US President Donald Trump has reluctantly signed legislation imposing new sanctions on Russia, calling it "seriously flawed." Russia said the bill was akin to a "full-scale trade war."

St. Basil's Cathedral is seen through a gate in Red Square
Image: Reuters/File Photo/M. Zmeyer

The package of financial sanctions against Russia was signed by Trump behind closed doors and away from cameras on Wednesday, several White House sources said.

Read more: Trump-Putin relations: What's the next move?

The measures, designed to punish Russia's government for alleged meddling in the 2016 presidential election and annexing the Crimea peninsula from Ukraine among other things, had previously passed through Congress with overwhelming support.

'Flawed' bill

Shortly after signing the bill, Trump issued a statement saying it remained "seriously flawed" and hindered his ability to negotiate.

"By limiting the Executive's flexibility, this bill makes it harder for the United States to strike good deals for the American people, and will drive China, Russia and North Korea much closer together," Trump said, adding that he signed "for the sake of national unity."

The bill, which also included increased sanctions against Iran and North Korea, had enough support in Congress to override a presidential veto. 

Read more: US tells North Korea: 'We are not your enemy' 

In relation to Russia, it mainly targets the country's energy sector. It includes a provision making it more difficult for the US president to remove sanctions against Russia. That is viewed as a sign of mistrust from the Republican-controlled Congress, as Trump has long made his desire for improved relations with Moscow clear.

Russian response

Russian Prime Minister Dmitry Medvedev said the sanctions ended any hope of improved relations with the US. In a Facebook post, Medvedev claimed "Trump's administration has demonstrated total impotence by surrendering its executive authority to Congress in the most humiliating way," before adding that the measures amounted to an "all-out trade war against Russia."
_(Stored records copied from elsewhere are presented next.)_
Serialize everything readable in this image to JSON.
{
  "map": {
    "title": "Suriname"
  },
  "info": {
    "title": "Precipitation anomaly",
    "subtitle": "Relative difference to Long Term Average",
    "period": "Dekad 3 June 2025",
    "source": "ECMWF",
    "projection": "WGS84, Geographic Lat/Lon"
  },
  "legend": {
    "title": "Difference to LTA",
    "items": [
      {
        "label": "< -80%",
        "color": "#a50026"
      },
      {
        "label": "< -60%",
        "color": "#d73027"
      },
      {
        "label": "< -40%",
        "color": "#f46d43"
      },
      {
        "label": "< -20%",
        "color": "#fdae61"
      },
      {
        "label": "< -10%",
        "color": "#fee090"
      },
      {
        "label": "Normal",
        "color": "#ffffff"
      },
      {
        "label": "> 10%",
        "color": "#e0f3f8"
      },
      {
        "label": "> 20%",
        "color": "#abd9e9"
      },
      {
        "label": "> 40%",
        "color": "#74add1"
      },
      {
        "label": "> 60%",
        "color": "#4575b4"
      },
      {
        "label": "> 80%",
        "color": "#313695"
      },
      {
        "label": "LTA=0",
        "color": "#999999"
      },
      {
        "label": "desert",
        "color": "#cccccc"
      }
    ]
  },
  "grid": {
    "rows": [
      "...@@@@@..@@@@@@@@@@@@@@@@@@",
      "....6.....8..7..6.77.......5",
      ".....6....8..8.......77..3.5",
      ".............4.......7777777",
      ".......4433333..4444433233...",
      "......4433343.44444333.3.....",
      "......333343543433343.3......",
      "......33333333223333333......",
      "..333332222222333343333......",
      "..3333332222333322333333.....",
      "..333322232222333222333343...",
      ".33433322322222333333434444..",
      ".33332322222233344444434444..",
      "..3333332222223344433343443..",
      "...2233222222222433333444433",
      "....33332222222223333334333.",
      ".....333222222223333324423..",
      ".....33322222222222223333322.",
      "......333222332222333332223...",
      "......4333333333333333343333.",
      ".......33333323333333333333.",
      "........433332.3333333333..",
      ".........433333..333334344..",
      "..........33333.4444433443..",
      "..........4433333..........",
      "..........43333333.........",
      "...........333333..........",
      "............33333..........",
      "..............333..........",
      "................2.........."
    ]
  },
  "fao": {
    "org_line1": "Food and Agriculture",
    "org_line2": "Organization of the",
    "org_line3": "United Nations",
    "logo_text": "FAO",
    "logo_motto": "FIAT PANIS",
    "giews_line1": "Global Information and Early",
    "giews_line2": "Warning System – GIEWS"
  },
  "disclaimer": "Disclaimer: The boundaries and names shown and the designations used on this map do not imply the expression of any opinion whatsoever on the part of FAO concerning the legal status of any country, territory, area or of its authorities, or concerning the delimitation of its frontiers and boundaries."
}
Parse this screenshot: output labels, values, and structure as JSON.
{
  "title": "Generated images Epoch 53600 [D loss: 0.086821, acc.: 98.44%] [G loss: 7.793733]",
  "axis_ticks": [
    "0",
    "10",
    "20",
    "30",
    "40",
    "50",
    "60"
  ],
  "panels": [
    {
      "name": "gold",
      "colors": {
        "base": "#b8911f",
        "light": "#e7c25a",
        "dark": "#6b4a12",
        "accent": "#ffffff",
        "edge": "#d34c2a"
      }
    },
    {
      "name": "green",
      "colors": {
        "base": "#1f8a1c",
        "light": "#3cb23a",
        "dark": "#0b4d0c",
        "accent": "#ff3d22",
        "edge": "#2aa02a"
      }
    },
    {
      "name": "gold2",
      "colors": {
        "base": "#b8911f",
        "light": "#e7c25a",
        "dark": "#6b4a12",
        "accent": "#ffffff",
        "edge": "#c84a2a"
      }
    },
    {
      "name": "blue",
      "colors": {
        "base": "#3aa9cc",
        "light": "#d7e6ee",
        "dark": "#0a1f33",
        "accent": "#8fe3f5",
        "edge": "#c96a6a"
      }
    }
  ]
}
In a preemptive response to the bill coming into law, Russia ordered the US to reduce the number of its diplomats in the country. It also shut down a recreational compound used by the US embassy on the outskirts of Moscow. 

A special prosecutor is investigating whether Trump campaign advisers colluded with Russia ahead of the 2016 presidential election. The US president has denied collusion by his campaign.
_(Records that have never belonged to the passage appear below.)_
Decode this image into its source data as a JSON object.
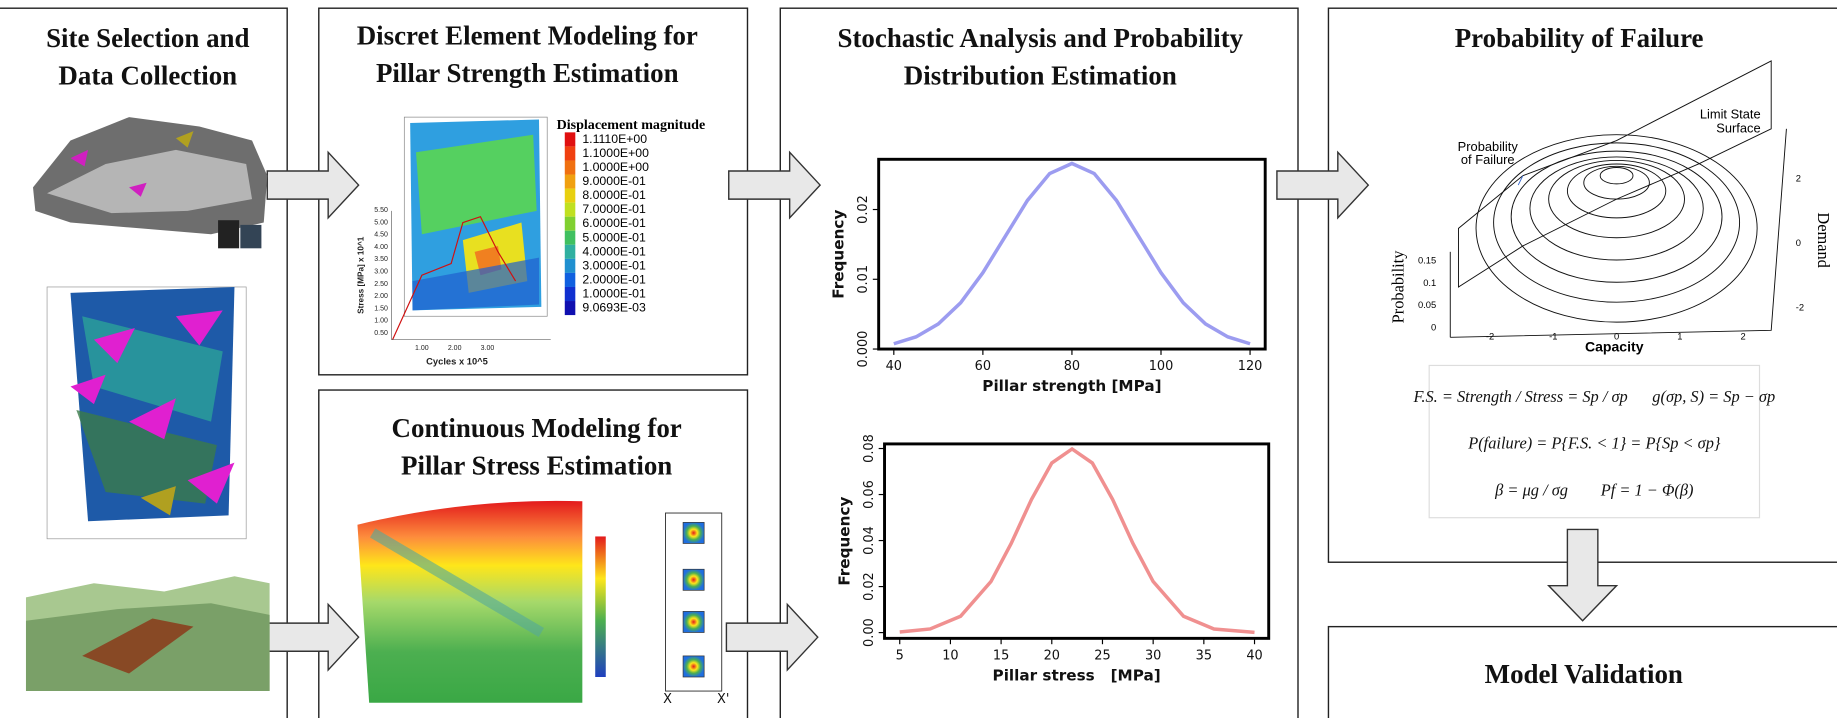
{
  "panels": {
    "site": {
      "title": [
        "Site Selection and",
        "Data Collection"
      ]
    },
    "dem": {
      "title": [
        "Discret Element Modeling for",
        "Pillar Strength Estimation"
      ],
      "legend_title": "Displacement magnitude",
      "legend_labels": [
        "1.1110E+00",
        "1.1000E+00",
        "1.0000E+00",
        "9.0000E-01",
        "8.0000E-01",
        "7.0000E-01",
        "6.0000E-01",
        "5.0000E-01",
        "4.0000E-01",
        "3.0000E-01",
        "2.0000E-01",
        "1.0000E-01",
        "9.0693E-03"
      ],
      "y_axis_label": "Stress [MPa] x 10^1",
      "x_axis_label": "Cycles x 10^5",
      "y_tick_labels": [
        "0.50",
        "1.00",
        "1.50",
        "2.00",
        "2.50",
        "3.00",
        "3.50",
        "4.00",
        "4.50",
        "5.00",
        "5.50"
      ],
      "x_tick_labels": [
        "1.00",
        "2.00",
        "3.00"
      ]
    },
    "continuous": {
      "title": [
        "Continuous Modeling for",
        "Pillar Stress Estimation"
      ],
      "section_labels": [
        "X",
        "X'"
      ]
    },
    "stochastic": {
      "title": [
        "Stochastic Analysis and Probability",
        "Distribution Estimation"
      ]
    },
    "failure": {
      "title": "Probability of Failure",
      "surface_label": [
        "Limit State",
        "Surface"
      ],
      "region_label": [
        "Probability",
        "of Failure"
      ],
      "x_axis_label": "Capacity",
      "y_axis_label": "Probability",
      "z_axis_label": "Demand",
      "x_tick_labels": [
        "-2",
        "-1",
        "0",
        "1",
        "2"
      ],
      "y_tick_labels": [
        "0.15",
        "0.1",
        "0.05",
        "0"
      ],
      "z_tick_labels": [
        "2",
        "0",
        "-2"
      ],
      "equations": [
        "F.S. = Strength / Stress = Sp / σp      g(σp, S) = Sp − σp",
        "P(failure) = P{F.S. < 1} = P{Sp < σp}",
        "β = μg / σg        Pf = 1 − Φ(β)"
      ]
    },
    "validation": {
      "title": "Model Validation"
    }
  },
  "chart_data": [
    {
      "type": "line",
      "x_label": "Pillar strength [MPa]",
      "y_label": "Frequency",
      "x": [
        40,
        45,
        50,
        55,
        60,
        65,
        70,
        75,
        80,
        85,
        90,
        95,
        100,
        105,
        110,
        115,
        120
      ],
      "series": [
        {
          "color": "#9c9cf0",
          "values": [
            0.00076,
            0.00175,
            0.0036,
            0.00663,
            0.01094,
            0.01613,
            0.0213,
            0.02516,
            0.0266,
            0.02516,
            0.0213,
            0.01613,
            0.01094,
            0.00663,
            0.0036,
            0.00175,
            0.00076
          ]
        }
      ],
      "xlim": [
        36.6,
        123.4
      ],
      "xticks": [
        40,
        60,
        80,
        100,
        120
      ],
      "ylim": [
        0,
        0.0272
      ],
      "yticks": [
        {
          "value": 0,
          "label": "0.000"
        },
        0.01,
        0.02
      ]
    },
    {
      "type": "line",
      "x_label": "Pillar stress   [MPa]",
      "y_label": "Frequency",
      "x": [
        5,
        8,
        11,
        14,
        16,
        18,
        20,
        22,
        24,
        26,
        28,
        30,
        33,
        36,
        40
      ],
      "series": [
        {
          "color": "#f09090",
          "values": [
            0.00025,
            0.00158,
            0.0071,
            0.0222,
            0.0388,
            0.0579,
            0.0737,
            0.0798,
            0.0737,
            0.0579,
            0.0388,
            0.0222,
            0.0071,
            0.00158,
            0.00012
          ]
        }
      ],
      "xlim": [
        3.5,
        41.4
      ],
      "xticks": [
        5,
        10,
        15,
        20,
        25,
        30,
        35,
        40
      ],
      "ylim": [
        -0.0025,
        0.082
      ],
      "yticks": [
        {
          "value": 0,
          "label": "0.00"
        },
        0.02,
        0.04,
        0.06,
        0.08
      ]
    }
  ]
}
Read: Trump admits input in son's misleading Russia statement

EU concerns

In his statement, Trump said his administration had worked with Congress to make changes to the bill including incorporating feedback from European allies who had been concerned the sanctions could impact German, Austrian or other European companies involved in the Russian Nord Stream 2 gas pipeline project.
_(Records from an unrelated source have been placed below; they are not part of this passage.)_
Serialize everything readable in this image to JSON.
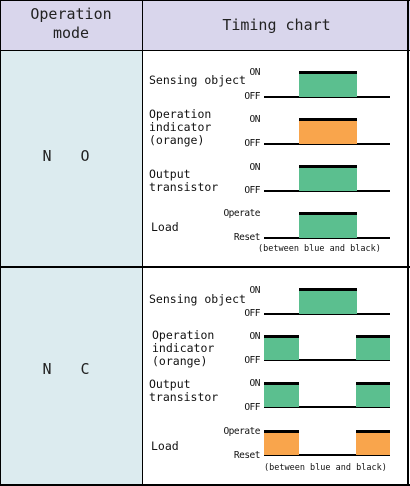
{
  "header": {
    "mode": "Operation\nmode",
    "timing": "Timing chart"
  },
  "colors": {
    "green": "#5bbf8f",
    "orange": "#f9a54c"
  },
  "sections": [
    {
      "mode": "N O",
      "rows": [
        {
          "label": "Sensing object",
          "on": "ON",
          "off": "OFF"
        },
        {
          "label": "Operation\nindicator\n(orange)",
          "on": "ON",
          "off": "OFF"
        },
        {
          "label": "Output\ntransistor",
          "on": "ON",
          "off": "OFF"
        },
        {
          "label": "Load",
          "on": "Operate",
          "off": "Reset"
        }
      ],
      "note": "(between blue and black)"
    },
    {
      "mode": "N C",
      "rows": [
        {
          "label": "Sensing object",
          "on": "ON",
          "off": "OFF"
        },
        {
          "label": "Operation\nindicator\n(orange)",
          "on": "ON",
          "off": "OFF"
        },
        {
          "label": "Output\ntransistor",
          "on": "ON",
          "off": "OFF"
        },
        {
          "label": "Load",
          "on": "Operate",
          "off": "Reset"
        }
      ],
      "note": "(between blue and black)"
    }
  ]
}
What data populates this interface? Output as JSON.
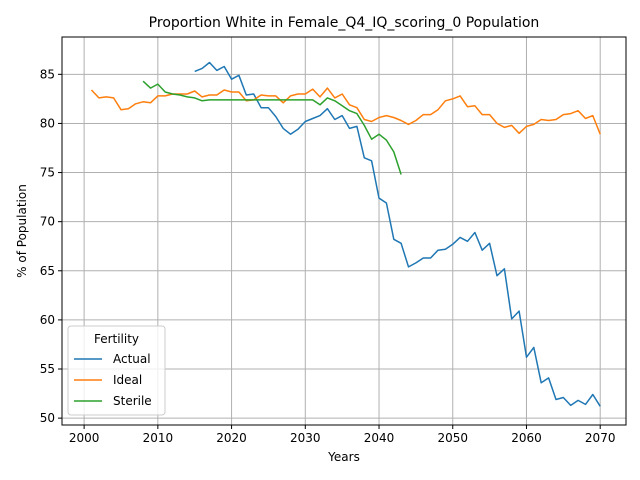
{
  "chart_data": {
    "type": "line",
    "title": "Proportion White in Female_Q4_IQ_scoring_0 Population",
    "xlabel": "Years",
    "ylabel": "% of Population",
    "xlim": [
      1997,
      2073.5
    ],
    "ylim": [
      49.3,
      88.8
    ],
    "xticks": [
      2000,
      2010,
      2020,
      2030,
      2040,
      2050,
      2060,
      2070
    ],
    "yticks": [
      50,
      55,
      60,
      65,
      70,
      75,
      80,
      85
    ],
    "grid": true,
    "legend": {
      "title": "Fertility",
      "placement": "lower-left"
    },
    "series": [
      {
        "name": "Actual",
        "color": "#1f77b4",
        "x": [
          2015,
          2016,
          2017,
          2018,
          2019,
          2020,
          2021,
          2022,
          2023,
          2024,
          2025,
          2026,
          2027,
          2028,
          2029,
          2030,
          2031,
          2032,
          2033,
          2034,
          2035,
          2036,
          2037,
          2038,
          2039,
          2040,
          2041,
          2042,
          2043,
          2044,
          2045,
          2046,
          2047,
          2048,
          2049,
          2050,
          2051,
          2052,
          2053,
          2054,
          2055,
          2056,
          2057,
          2058,
          2059,
          2060,
          2061,
          2062,
          2063,
          2064,
          2065,
          2066,
          2067,
          2068,
          2069,
          2070
        ],
        "y": [
          85.3,
          85.6,
          86.2,
          85.4,
          85.8,
          84.5,
          84.9,
          82.9,
          83.0,
          81.6,
          81.6,
          80.7,
          79.5,
          78.9,
          79.4,
          80.2,
          80.5,
          80.8,
          81.5,
          80.4,
          80.8,
          79.5,
          79.7,
          76.5,
          76.2,
          72.4,
          71.9,
          68.2,
          67.8,
          65.4,
          65.8,
          66.3,
          66.3,
          67.1,
          67.2,
          67.7,
          68.4,
          68.0,
          68.9,
          67.1,
          67.8,
          64.5,
          65.2,
          60.1,
          60.9,
          56.2,
          57.2,
          53.6,
          54.1,
          51.9,
          52.1,
          51.3,
          51.8,
          51.4,
          52.4,
          51.2
        ]
      },
      {
        "name": "Ideal",
        "color": "#ff7f0e",
        "x": [
          2001,
          2002,
          2003,
          2004,
          2005,
          2006,
          2007,
          2008,
          2009,
          2010,
          2011,
          2012,
          2013,
          2014,
          2015,
          2016,
          2017,
          2018,
          2019,
          2020,
          2021,
          2022,
          2023,
          2024,
          2025,
          2026,
          2027,
          2028,
          2029,
          2030,
          2031,
          2032,
          2033,
          2034,
          2035,
          2036,
          2037,
          2038,
          2039,
          2040,
          2041,
          2042,
          2043,
          2044,
          2045,
          2046,
          2047,
          2048,
          2049,
          2050,
          2051,
          2052,
          2053,
          2054,
          2055,
          2056,
          2057,
          2058,
          2059,
          2060,
          2061,
          2062,
          2063,
          2064,
          2065,
          2066,
          2067,
          2068,
          2069,
          2070
        ],
        "y": [
          83.4,
          82.6,
          82.7,
          82.6,
          81.4,
          81.5,
          82.0,
          82.2,
          82.1,
          82.8,
          82.8,
          83.0,
          83.0,
          83.0,
          83.3,
          82.7,
          82.9,
          82.9,
          83.4,
          83.2,
          83.2,
          82.3,
          82.4,
          82.9,
          82.8,
          82.8,
          82.1,
          82.8,
          83.0,
          83.0,
          83.5,
          82.7,
          83.6,
          82.6,
          83.0,
          81.9,
          81.6,
          80.4,
          80.2,
          80.6,
          80.8,
          80.6,
          80.3,
          79.9,
          80.3,
          80.9,
          80.9,
          81.4,
          82.3,
          82.5,
          82.8,
          81.7,
          81.8,
          80.9,
          80.9,
          80.0,
          79.6,
          79.8,
          79.0,
          79.7,
          79.9,
          80.4,
          80.3,
          80.4,
          80.9,
          81.0,
          81.3,
          80.5,
          80.8,
          78.9
        ]
      },
      {
        "name": "Sterile",
        "color": "#2ca02c",
        "x": [
          2008,
          2009,
          2010,
          2011,
          2012,
          2013,
          2014,
          2015,
          2016,
          2017,
          2018,
          2019,
          2020,
          2021,
          2022,
          2023,
          2024,
          2025,
          2026,
          2027,
          2028,
          2029,
          2030,
          2031,
          2032,
          2033,
          2034,
          2035,
          2036,
          2037,
          2038,
          2039,
          2040,
          2041,
          2042,
          2043
        ],
        "y": [
          84.3,
          83.6,
          84.0,
          83.2,
          83.0,
          82.9,
          82.7,
          82.6,
          82.3,
          82.4,
          82.4,
          82.4,
          82.4,
          82.4,
          82.4,
          82.4,
          82.4,
          82.4,
          82.4,
          82.4,
          82.4,
          82.4,
          82.4,
          82.4,
          81.9,
          82.6,
          82.3,
          81.8,
          81.3,
          81.0,
          79.8,
          78.4,
          78.9,
          78.3,
          77.1,
          74.8
        ]
      }
    ]
  }
}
Read more: New US Russia sanctions bill risks EU anger

European Commission President Jean-Claude Juncker on Wednesday told German broadcaster ARD that the US had taken some of the bloc's concerns into account. But, he reiterated the position that the EU was ready to take counter measures "within days" if the US sanctions harmed European companies.

The bill also placed bans on other countries considered a threat to global security. Iran is being targeted for its ballistic missile program, "destabilizing" activities in the Middle East and human rights abuses. Tehran has argued the sanctions go against the "letter and spirit" of the international nuclear accord signed by Iran and six world powers. The sanctions on North Korea target its nuclear weapons and ballistic missile programs as well as use of slave labor.